A sua equipa estava bem encaminhada para a vitória na Série Açores. A que se deveram os resultados menos conseguidos no fim da época?
Para mim essa é a questão mais difícil… Na Série Açores, vencemos a todas as equipas, vencemos 10 jogos consecutivos, algo que ninguém fez, vencemos em casa da equipa que ficou em primeiro lugar com os mesmos pontos que nós, algo que também ninguém fez. Penso que tudo estava bem alinhado para sermos campeões. Noutros anos isto teria sido mais do que suficiente para alcançarmos o título e fecharmos o 1º lugar, mas a realidade é que não foi assim. E na minha posição mais pessoal, deixa me ainda mais frustrado o momento em que me lesionei, porque a realidade é que vínhamos de 10 jogos e 10 vitórias, depois fico de mãos e pés atados, por não poder ajudar a minha equipa ganhar os últimos 4 jogos que faltavam, pois com diferença pontual que tínhamos de 9 pontos de vantagem, estava tudo nas nossas mãos para vencermos a Série Açores. Sem querer tirar nenhum mérito ao vencedor final, penso que foi mais demérito da nossa parte não termos feito ou aguentado aquilo que muitos pensavam que já não ia fugir. De uma forma mais objectiva, directa, penso que todas as lesões que tivemos nos últimos dois meses de competição fizeram com que a equipa perdesse algum gás para aguentar todo o trabalho que já vinha a ser feito antes. Perdemos muitas soluções e depois isso acabou por mexer emocionalmente com todos e fez com que essa época terminasse de uma forma menos justa.
Mas, olhando para o copo meio cheio, temos de concluir que o GDCP Vila de São Sebastião fez a melhor época da sua história, venceu o seu primeiro troféu da Taça AFAH, atingiu patamares honrosos na Taça de Portugal, onde fomos a equipa que mais longe chegou das que estavam na Série Açores, e infelizmente, terminou em 2º lugar na Série Açores com os mesmos pontos que o 1º classificado, o que não deixa de ser mais um marco para o clube.
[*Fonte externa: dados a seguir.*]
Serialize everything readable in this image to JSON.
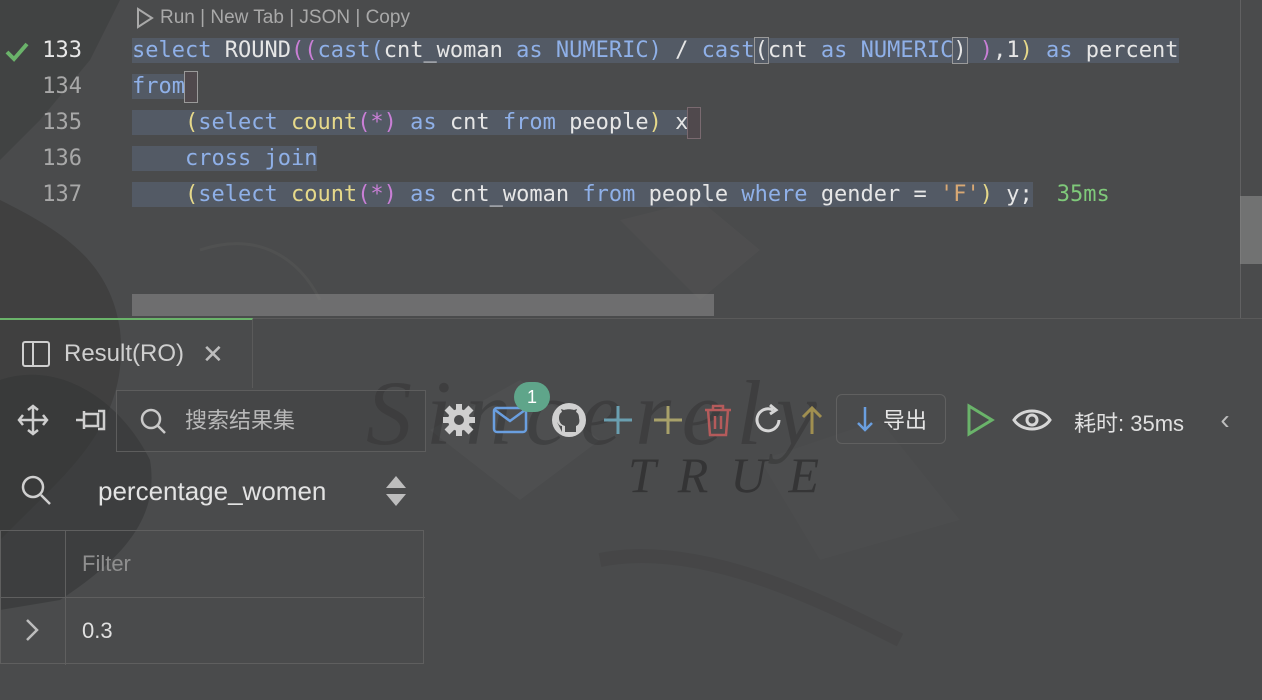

Por fim, quero desejar toda sorte para o GD Biscoitos para o Play-Off que vão disputar e que consigam dar uma boa imagem do futsal açoriano na competição.
Que expectativas tem para a próxima época?
Ao nível pessoal, estou altamente focado na minha recuperação.
Que mensagem quer deixar aos jovens praticantes de futsal?
A minha mensagem vai directamente para o jovem jogador açoriano. A mentalidade é aquilo que nos torna mais fortes, o compromisso, a dedicação, o profissionalismo, a paciência e a nossa capacidade de sermos resilientes, é o que nos pode diferenciar dos outros jogadores que jogam lá fora. Temos de nos lembrar que não é só o talento que nos vai fazer estar noutros patamares. Se queremos chegar a patamares mais altos, temos de ser capazes de aprender, lutar pelo nosso espaço e trabalhar diariamente por aquilo que ambicionamos. Cada vez mais o trabalho fora de campo é mais importante que o trabalho dentro de campo, o nosso carácter, o respeito que temos de ter pelo outro e por quem toma decisões terá de existir sempre. Se queremos mudar alguma coisa, tem de começar obrigatoriamente por nós e pela nossa mentalidade. Mente forte, jogue forte! O jovem jogador açoriano poderá ter espaço onde quiser, mas tem de começar por si mesmo, porque lembra-te disto: O teu jogo só brilha quando a tua mente está em sintonia!